Die CargoLine-Partnerunternehmen wählen alle drei Jahre ihre Vertreter in das Gremium. Zu seinen Aufgaben gehören unter anderem die strategische Entwicklung der Kooperation und die Beratung und Unterstützung der Geschäftsführung. Der aktuelle Beirat wird sowohl die Netzsicherheit als auch die stärkere Einbindung der europäischen Partner weiter vorantreiben.

John Spedition feiert 70. Geburtstag

Vom Lebensmittelversorger zum Gründungsmitglied, Zentral- und Europahub der CargoLine

Frankfurt am Main/Eichenzell, 23. September 2015 – Knapp 200 Mitarbeiter, ca. 1.200 Stückgutsendungen pro Tag, Zentral- und Europahub der CargoLine – das sind die groben Eckdaten der John Spedition, die in diesem Monat 70 Jahre Transport- und Logistikexpertise feiert.

Im September 1945 legte Horst John mit sechs eigenen Lkw den Grundstein für die Spedition. Zunächst stellte das junge Unternehmen im Auftrag der US-Besatzung die Lebensmittelversorgung für die Bevölkerung wieder her. Nur 20 Prozent der Ladung waren damals andere Güter. Im Zuge der Währungsunion im Jahr 1948 konnte das Unternehmen regelmäßige Linienverkehre von Fulda nach Frankfurt, Berlin und Wuppertal etablieren. Bald schon waren diese durch feste Kunden ausgelastet, weitere Linien kamen hinzu, die
Lebensmitteltransporte wurden aufgegeben.

Konstante Entwicklung
Im Jahr 1959 stellte Horst John mit Klaus Schröder den ersten Azubi ein, der die Unternehmensleitung nach dem unerwarteten Tod des Firmengründers 1979 für die nächsten 32 Jahre übernahm. Drei große Ereignisse prägten seine Zeit als Inhaber und Geschäftsführer: Im Jahr 1993 der Umzug des weiter wachsenden Unternehmens auf das heutige Betriebsgelände im Industriegebiet Eichenzell bei Fulda, im selben Jahr die Gründung der CargoLine gemeinsam mit sechs weiteren Speditionen und 1996 die Inbetriebnahme des Zentralhubs für die Stückgutkooperation.

Fordern und Fördern  
Im Januar 2011 trat die langjährige Mitarbeiterin Birgit Bergemann die Nachfolge von Klaus Schröder an. Bereits im Folgejahr holte sie den Europahub der CargoLine nach Eichenzell und gab jungen, besonders engagierten Mitarbeitern die Möglichkeit, durch Ruhestand freigewordene Bereichsleiterpositionen zu besetzen. „In der Logistik ist man nur erfolgreich, wenn man sich den Bedürfnissen der Verlader anpasst, beispielsweise im Bereich B2C, kompetent ist und zuverlässig arbeitet. Aus diesem Grund spielen die gründliche Aus- und kontinuierliche Weiterbildung, die teils intern, teils in der CargoLine-eigenen Akademie stattfinden, eine zentrale Rolle bei der John Spedition. Im Gegenzug für ihr Engagement bieten wir Mitarbeitern nach dem Motto ‚Fordern und fördern‘ langfristig Perspektiven bis hin zu Führungspositionen. Dafür bedanken sie sich mit einer geringen Fluktuation“, erklärt Birgit Bergemann stolz.
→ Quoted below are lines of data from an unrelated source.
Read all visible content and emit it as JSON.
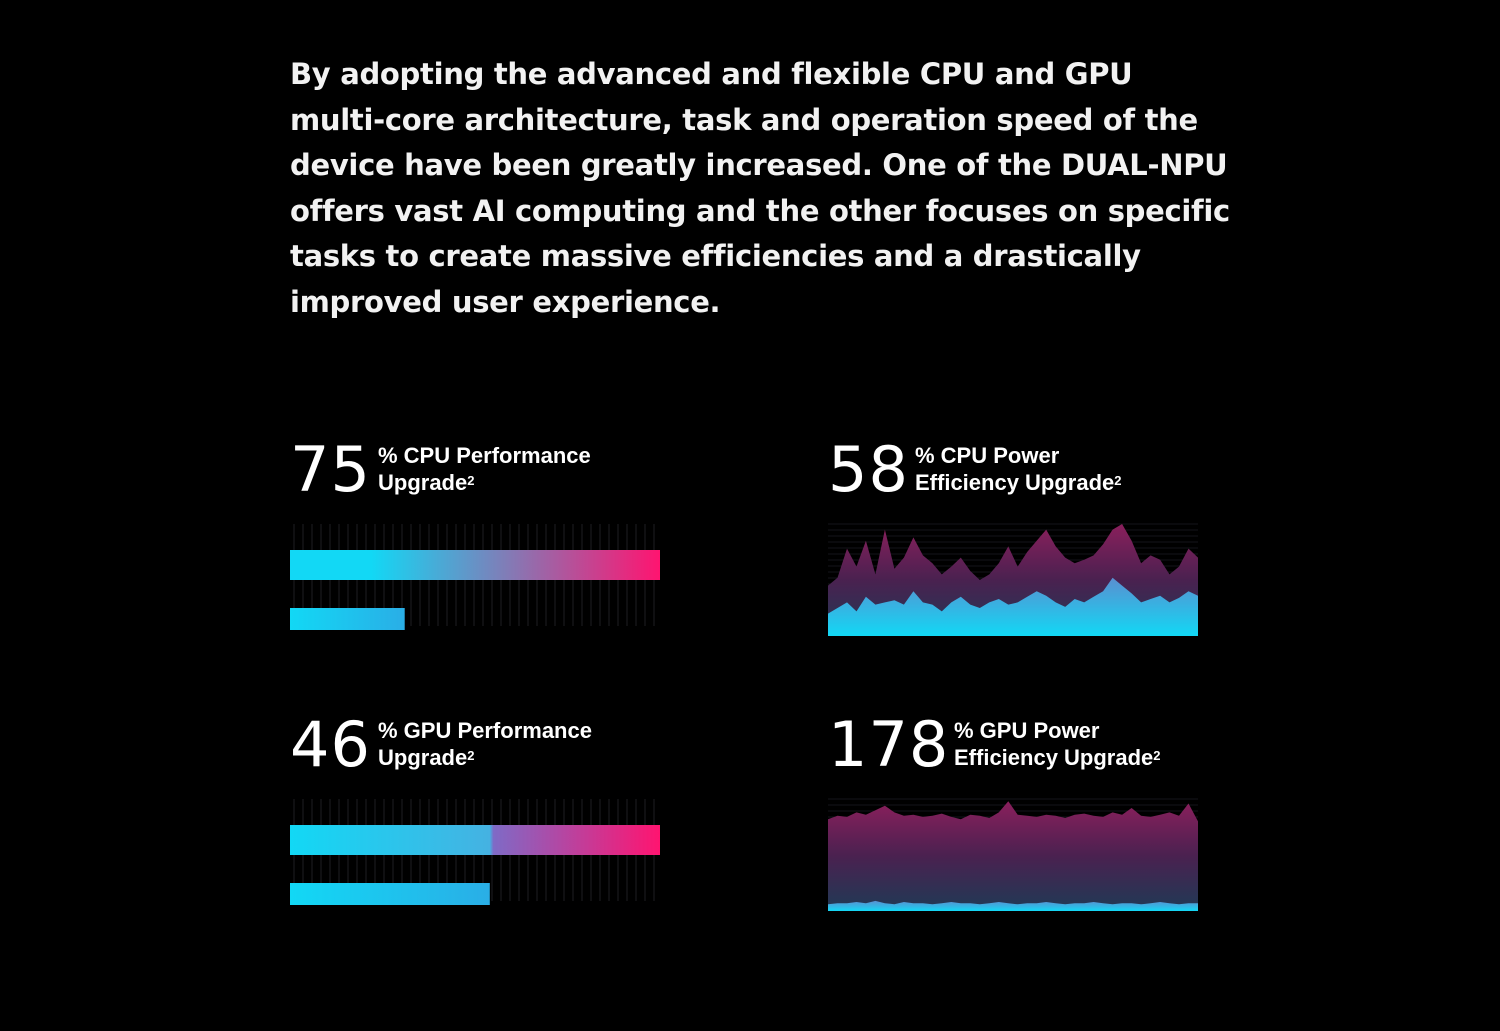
{
  "intro_text": "By adopting the advanced and flexible CPU and GPU multi-core architecture, task and operation speed of the device have been greatly increased. One of the DUAL-NPU offers vast AI computing and the other focuses on specific tasks to create massive efficiencies and a drastically improved user experience.",
  "colors": {
    "background": "#000000",
    "cyan": "#12d8f5",
    "magenta": "#ff1470",
    "purple": "#7b2a63"
  },
  "stats": [
    {
      "number": "75",
      "label_line1": "% CPU Performance",
      "label_line2": "Upgrade",
      "footnote": "2"
    },
    {
      "number": "58",
      "label_line1": "% CPU Power",
      "label_line2": "Efficiency Upgrade",
      "footnote": "2"
    },
    {
      "number": "46",
      "label_line1": "% GPU Performance",
      "label_line2": "Upgrade",
      "footnote": "2"
    },
    {
      "number": "178",
      "label_line1": "% GPU Power",
      "label_line2": "Efficiency Upgrade",
      "footnote": "2"
    }
  ],
  "chart_data": [
    {
      "type": "bar",
      "series": [
        {
          "values": [
            1.0
          ]
        },
        {
          "values": [
            0.31
          ]
        }
      ]
    },
    {
      "type": "area",
      "series": [
        {
          "values": [
            0.45,
            0.52,
            0.78,
            0.62,
            0.85,
            0.55,
            0.95,
            0.6,
            0.7,
            0.88,
            0.72,
            0.65,
            0.55,
            0.62,
            0.7,
            0.58,
            0.5,
            0.55,
            0.65,
            0.8,
            0.62,
            0.75,
            0.85,
            0.95,
            0.8,
            0.7,
            0.65,
            0.68,
            0.72,
            0.82,
            0.95,
            1.0,
            0.85,
            0.65,
            0.72,
            0.68,
            0.55,
            0.62,
            0.78,
            0.7
          ]
        },
        {
          "values": [
            0.2,
            0.25,
            0.3,
            0.22,
            0.35,
            0.28,
            0.3,
            0.32,
            0.28,
            0.4,
            0.3,
            0.28,
            0.22,
            0.3,
            0.35,
            0.28,
            0.25,
            0.3,
            0.33,
            0.28,
            0.3,
            0.35,
            0.4,
            0.36,
            0.3,
            0.26,
            0.33,
            0.3,
            0.35,
            0.4,
            0.52,
            0.45,
            0.38,
            0.3,
            0.33,
            0.36,
            0.3,
            0.34,
            0.4,
            0.36
          ]
        }
      ]
    },
    {
      "type": "bar",
      "series": [
        {
          "values": [
            1.0
          ]
        },
        {
          "values": [
            0.54
          ]
        }
      ]
    },
    {
      "type": "area",
      "series": [
        {
          "values": [
            0.82,
            0.85,
            0.84,
            0.88,
            0.86,
            0.9,
            0.94,
            0.88,
            0.85,
            0.86,
            0.84,
            0.85,
            0.87,
            0.84,
            0.82,
            0.86,
            0.85,
            0.83,
            0.88,
            0.98,
            0.86,
            0.85,
            0.84,
            0.86,
            0.85,
            0.83,
            0.86,
            0.87,
            0.85,
            0.84,
            0.88,
            0.86,
            0.92,
            0.85,
            0.84,
            0.86,
            0.88,
            0.85,
            0.96,
            0.8
          ]
        },
        {
          "values": [
            0.06,
            0.07,
            0.07,
            0.08,
            0.07,
            0.09,
            0.07,
            0.06,
            0.08,
            0.07,
            0.07,
            0.06,
            0.07,
            0.08,
            0.07,
            0.07,
            0.06,
            0.07,
            0.08,
            0.07,
            0.06,
            0.07,
            0.07,
            0.08,
            0.07,
            0.06,
            0.07,
            0.07,
            0.08,
            0.07,
            0.06,
            0.07,
            0.07,
            0.06,
            0.07,
            0.08,
            0.07,
            0.06,
            0.07,
            0.07
          ]
        }
      ]
    }
  ]
}
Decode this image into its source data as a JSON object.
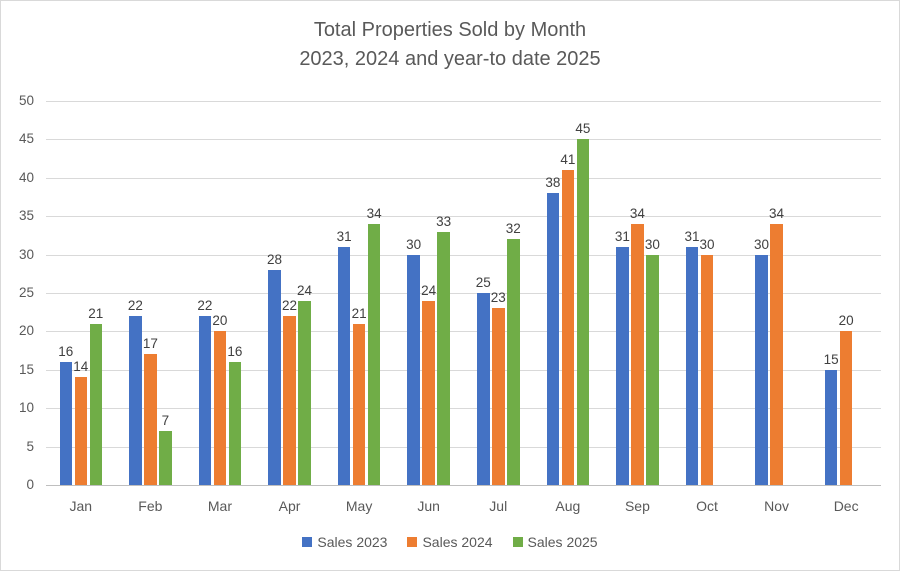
{
  "chart_data": {
    "type": "bar",
    "title": "Total Properties Sold by Month",
    "subtitle": "2023, 2024 and year-to date 2025",
    "categories": [
      "Jan",
      "Feb",
      "Mar",
      "Apr",
      "May",
      "Jun",
      "Jul",
      "Aug",
      "Sep",
      "Oct",
      "Nov",
      "Dec"
    ],
    "series": [
      {
        "name": "Sales 2023",
        "color": "#4472C4",
        "values": [
          16,
          22,
          22,
          28,
          31,
          30,
          25,
          38,
          31,
          31,
          30,
          15
        ]
      },
      {
        "name": "Sales 2024",
        "color": "#ED7D31",
        "values": [
          14,
          17,
          20,
          22,
          21,
          24,
          23,
          41,
          34,
          30,
          34,
          20
        ]
      },
      {
        "name": "Sales 2025",
        "color": "#70AD47",
        "values": [
          21,
          7,
          16,
          24,
          34,
          33,
          32,
          45,
          30,
          null,
          null,
          null
        ]
      }
    ],
    "y_axis": {
      "min": 0,
      "max": 50,
      "step": 5,
      "tick_labels": [
        "0",
        "5",
        "10",
        "15",
        "20",
        "25",
        "30",
        "35",
        "40",
        "45",
        "50"
      ]
    },
    "legend": {
      "position": "bottom",
      "entries": [
        "Sales 2023",
        "Sales 2024",
        "Sales 2025"
      ]
    },
    "grid": true,
    "data_labels": true
  },
  "colors": {
    "background": "#FFFFFF",
    "border": "#D9D9D9",
    "gridline": "#D9D9D9",
    "axis_line": "#BFBFBF",
    "title_text": "#595959",
    "axis_text": "#595959",
    "data_label_text": "#404040"
  }
}
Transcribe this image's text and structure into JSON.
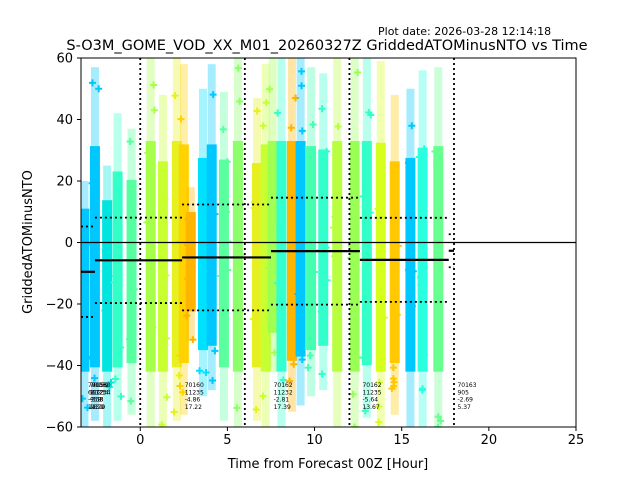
{
  "chart_data": {
    "type": "scatter",
    "plot_date": "Plot date: 2026-03-28 12:14:18",
    "title": "S-O3M_GOME_VOD_XX_M01_20260327Z GriddedATOMinusNTO vs Time",
    "xlabel": "Time from Forecast 00Z [Hour]",
    "ylabel": "GriddedATOMinusNTO",
    "xlim": [
      -3.4,
      25
    ],
    "ylim": [
      -60,
      60
    ],
    "xticks": [
      0,
      5,
      10,
      15,
      20,
      25
    ],
    "yticks": [
      -60,
      -40,
      -20,
      0,
      20,
      40,
      60
    ],
    "zero_line": 0,
    "window_boundaries": [
      0,
      6,
      12,
      18
    ],
    "windows": [
      {
        "x0": -3.4,
        "x1": -2.6,
        "mean": -9.53,
        "upper": 5.2,
        "lower": -24.2,
        "std": 14.7
      },
      {
        "x0": -2.6,
        "x1": 2.4,
        "mean": -5.8,
        "upper": 8.1,
        "lower": -19.7,
        "std": 13.9
      },
      {
        "x0": 2.4,
        "x1": 7.5,
        "mean": -4.86,
        "upper": 12.36,
        "lower": -22.08,
        "std": 17.22
      },
      {
        "x0": 7.5,
        "x1": 12.6,
        "mean": -2.81,
        "upper": 14.58,
        "lower": -20.2,
        "std": 17.39
      },
      {
        "x0": 12.6,
        "x1": 17.7,
        "mean": -5.64,
        "upper": 8.03,
        "lower": -19.31,
        "std": 13.67
      },
      {
        "x0": 17.7,
        "x1": 18.0,
        "mean": -2.69,
        "upper": 2.68,
        "lower": -8.06,
        "std": 5.37
      }
    ],
    "stat_labels": [
      {
        "x": -3.0,
        "lines": [
          "70158",
          "6672",
          "-9.53",
          "14.70"
        ]
      },
      {
        "x": -2.9,
        "lines": [
          "70159",
          "11234",
          "-5.8",
          "13.9"
        ]
      },
      {
        "x": -2.8,
        "lines": [
          "70160",
          "11234",
          "-5.8",
          "13.9"
        ]
      },
      {
        "x": 2.55,
        "lines": [
          "70160",
          "11235",
          "-4.86",
          "17.22"
        ]
      },
      {
        "x": 7.65,
        "lines": [
          "70162",
          "11232",
          "-2.81",
          "17.39"
        ]
      },
      {
        "x": 12.75,
        "lines": [
          "70162",
          "11235",
          "-5.64",
          "13.67"
        ]
      },
      {
        "x": 18.2,
        "lines": [
          "70163",
          "905",
          "-2.69",
          "5.37"
        ]
      }
    ],
    "observation_bands": [
      {
        "x": -3.2,
        "ymin": -60,
        "ymax": 20,
        "color": "#00c8ff"
      },
      {
        "x": -2.6,
        "ymin": -58,
        "ymax": 57,
        "color": "#00c8ff"
      },
      {
        "x": -1.9,
        "ymin": -60,
        "ymax": 25,
        "color": "#00e5e0"
      },
      {
        "x": -1.3,
        "ymin": -58,
        "ymax": 42,
        "color": "#33ffc8"
      },
      {
        "x": -0.5,
        "ymin": -56,
        "ymax": 37,
        "color": "#57ffa0"
      },
      {
        "x": 0.6,
        "ymin": -60,
        "ymax": 60,
        "color": "#a8ff4a"
      },
      {
        "x": 1.3,
        "ymin": -60,
        "ymax": 48,
        "color": "#c8ff30"
      },
      {
        "x": 2.1,
        "ymin": -58,
        "ymax": 60,
        "color": "#e8f020"
      },
      {
        "x": 2.5,
        "ymin": -56,
        "ymax": 58,
        "color": "#ffd200"
      },
      {
        "x": 2.9,
        "ymin": -32,
        "ymax": 18,
        "color": "#ffb400"
      },
      {
        "x": 3.6,
        "ymin": -50,
        "ymax": 50,
        "color": "#00e0ff"
      },
      {
        "x": 4.1,
        "ymin": -48,
        "ymax": 58,
        "color": "#00c8ff"
      },
      {
        "x": 4.8,
        "ymin": -58,
        "ymax": 49,
        "color": "#5affa0"
      },
      {
        "x": 5.6,
        "ymin": -60,
        "ymax": 60,
        "color": "#8cff6a"
      },
      {
        "x": 6.7,
        "ymin": -58,
        "ymax": 47,
        "color": "#e6f020"
      },
      {
        "x": 7.2,
        "ymin": -60,
        "ymax": 58,
        "color": "#c8ff30"
      },
      {
        "x": 7.6,
        "ymin": -42,
        "ymax": 60,
        "color": "#a0ff50"
      },
      {
        "x": 8.1,
        "ymin": -60,
        "ymax": 60,
        "color": "#33ffd0"
      },
      {
        "x": 8.7,
        "ymin": -55,
        "ymax": 60,
        "color": "#ffb400"
      },
      {
        "x": 9.2,
        "ymin": -53,
        "ymax": 60,
        "color": "#00c8ff"
      },
      {
        "x": 9.8,
        "ymin": -50,
        "ymax": 57,
        "color": "#44ffb0"
      },
      {
        "x": 10.5,
        "ymin": -48,
        "ymax": 55,
        "color": "#33ffcc"
      },
      {
        "x": 11.3,
        "ymin": -60,
        "ymax": 60,
        "color": "#b8ff40"
      },
      {
        "x": 12.3,
        "ymin": -60,
        "ymax": 60,
        "color": "#99ff55"
      },
      {
        "x": 13.0,
        "ymin": -57,
        "ymax": 60,
        "color": "#33ffc8"
      },
      {
        "x": 13.8,
        "ymin": -60,
        "ymax": 59,
        "color": "#d6ff20"
      },
      {
        "x": 14.6,
        "ymin": -56,
        "ymax": 48,
        "color": "#ffc800"
      },
      {
        "x": 15.5,
        "ymin": -60,
        "ymax": 50,
        "color": "#00c8ff"
      },
      {
        "x": 16.2,
        "ymin": -60,
        "ymax": 56,
        "color": "#2affe0"
      },
      {
        "x": 17.1,
        "ymin": -60,
        "ymax": 57,
        "color": "#66ff90"
      }
    ]
  }
}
Im Fokus der 52-Jährigen steht derzeit der Ausbau der internationalen Verkehre: „Durch die Zugehörigkeit zum leistungsstarken CargoLine-Netzwerk mit seinen NightLineEurope-Produkten, die beispielsweise Fixtermine und Lieferscheinquittungen in 30 europäischen Ländern ermöglichen, sehen wir uns in diesem Bereich sehr gut aufgestellt.“

Zuverlässiger CargoLine-Partner
„Die John Spedition ist eine der Säulen der CargoLine. Das zeigt sich sowohl im täglichen Miteinander, als Betreiber unseres Zentral- und Europahubs wie auch durch den hohen Grad an Engagement von Birgit Bergemann und ihren Bereichsleitern in den Gremien der Kooperation. Wir sind froh, einen solchen Partner und Gesellschafter in unserer Mitte zu haben, und gratulieren herzlich zum Firmenjubiläum“, freut sich Jörn Peter Struck, Vorsitzender der CargoLine-Geschäftsführung.